Where else can I go? muttered Carlos, wringing his hands.

CANALS AND RIVERS

Well, there was always the All-American Canal. Carlos had swum it only two weeks ago, carrying thirty pounds’ worth of supplies: bread and baloney, then water for two days. Once he’d crawled up into Northside, peeked through the bamboo, and crossed the levee road (Officer Murray’s colleagues must have been hunting elsewhere), he’d begun to walk. He walked for two nights, all the way up to Niland, and then he got caught. He didn’t mind so much. He’d been creeping into America ever since 1982, when coyotes charged only two hundred dollars from Tijuana, because there was no metal fence back then.
3
Now it cost twelve hundred dollars there—nearly the same as here. That corrugated steel wall of landing mat (some of it Air Force surplus from an easy little war of ours called Operation Desert Storm) presently extended three hundred and sixty-three feet into the ocean, then continued by fits and starts across all southern California. (We have so many gaps in this fence, lamented Gloria I. Chavez, the public affairs officer at Chula Vista. But these gaps are covered by agents.) Carlos saw no purpose in taking a bus all the way to Tijuana to gamble through one of those narrowing gaps. Sweating and stinking in the darkness, he told me that if his “family” went over without him, he might try the water route again. But his perils commenced even before he could drag his heavy, sodden body into Officer Murray’s jurisdiction. Robbers preyed on the
solos.
So on occasion did uniformed agents of Mexican dominion.

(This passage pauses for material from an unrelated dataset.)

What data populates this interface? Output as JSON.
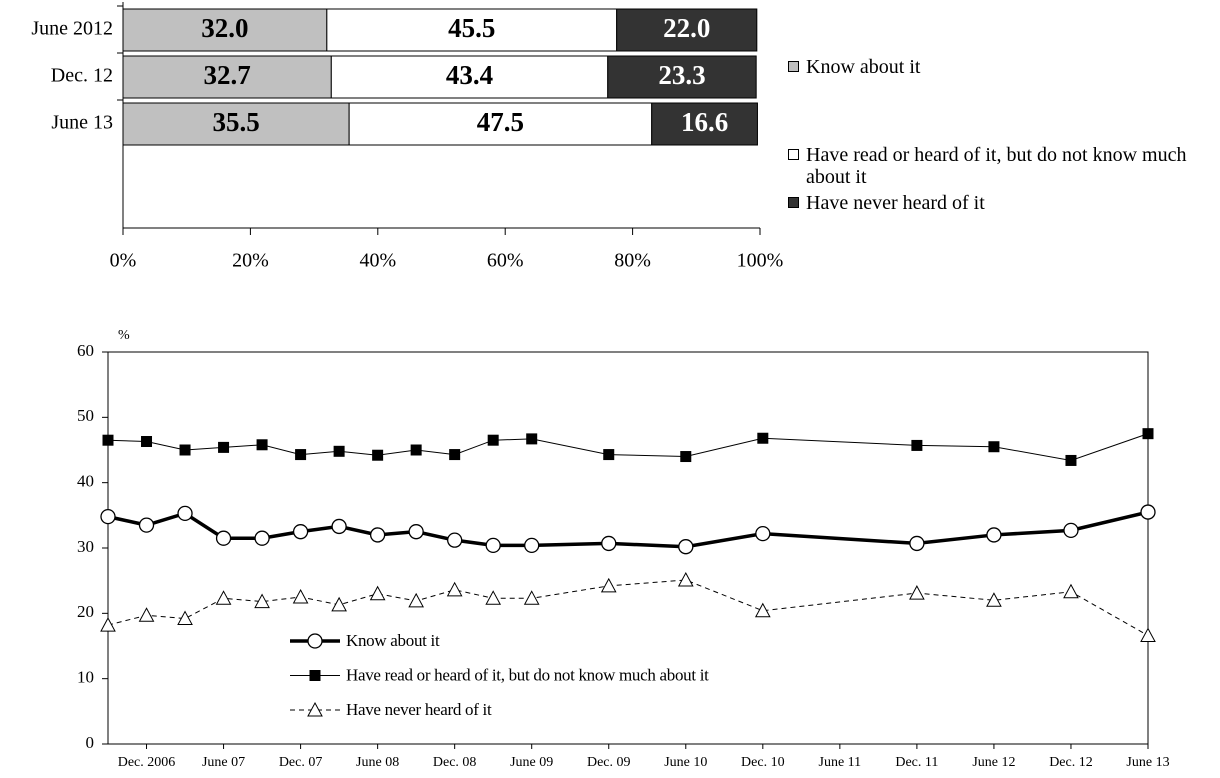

In the clipped lingo of the Border Patrol, American sentinels were called Alpha, while their Mexican counterparts were Beta. Accurate as they undoubtedly were in their depiction of the power relation between the two nations, those designations scarcely overwhelmed me with their tact. Alpha pursued Beta’s nationals whenever, like Carlos, they tried to breach Northside; Alpha’s nationals swaggered around Southside like lords. And so Beta sometimes cooperated with Alpha in a less than enthusiastic spirit. In the grubby wilderness of freeways, warehouses and cut-rate stores between San Diego and Tijuana there is a municipality called Chula Vista, which like so many of its kind in California no longer exists as a distinct entity; its grid shades into those of National City to the North and Otay to the south; and here I met a handsome, pugnacious Border Patrolman named Brian Willett who told me about the bad old days when Beta had declined to cooperate with Alpha at all. Willett once witnessed a murder in No Man’s Land, just beyond the gleaming corrugations of the wall. He radioed Beta on the special frequency set aside for such occasions (like many of his colleagues, he spoke fluent Spanish), but Beta would not come. All the while, the murderer kept staring into Willett’s face. Finally he leisurely sawed off his victim’s hand and flapped it at Willett in a mocking wave. Willett assured me that nowadays, whenever one side witnessed a crime in progress on the other, an officer employed the special frequency with excellent results. Beta sometimes even acted to interdict illegal border crossings! And on the Arizona line, in the Mexican border town of Algodones, one of Beta’s representatives proudly informed me that Alpha had just given him a new white Bronco in which to chase criminals. The result—and a highly desirable one, to Alpha at least—was that Mexican cops had begun to squeeze the border-crossers harder—not so much the fence-jumpers, for they went over very quickly, but the canal- and river-swimmers such as Carlos who were slower and hesitated upon the Southside bank for hours or days, waiting for the perfect moment. Of these water-striders, the
solos
found themselves at greater risk of police interference than the
pollos,
because in one
solo’
s bitter words: Coyotes pay money for the police, so if the police ask you who you work for, and if your name is not on their list, you’re fucked. You go to jail.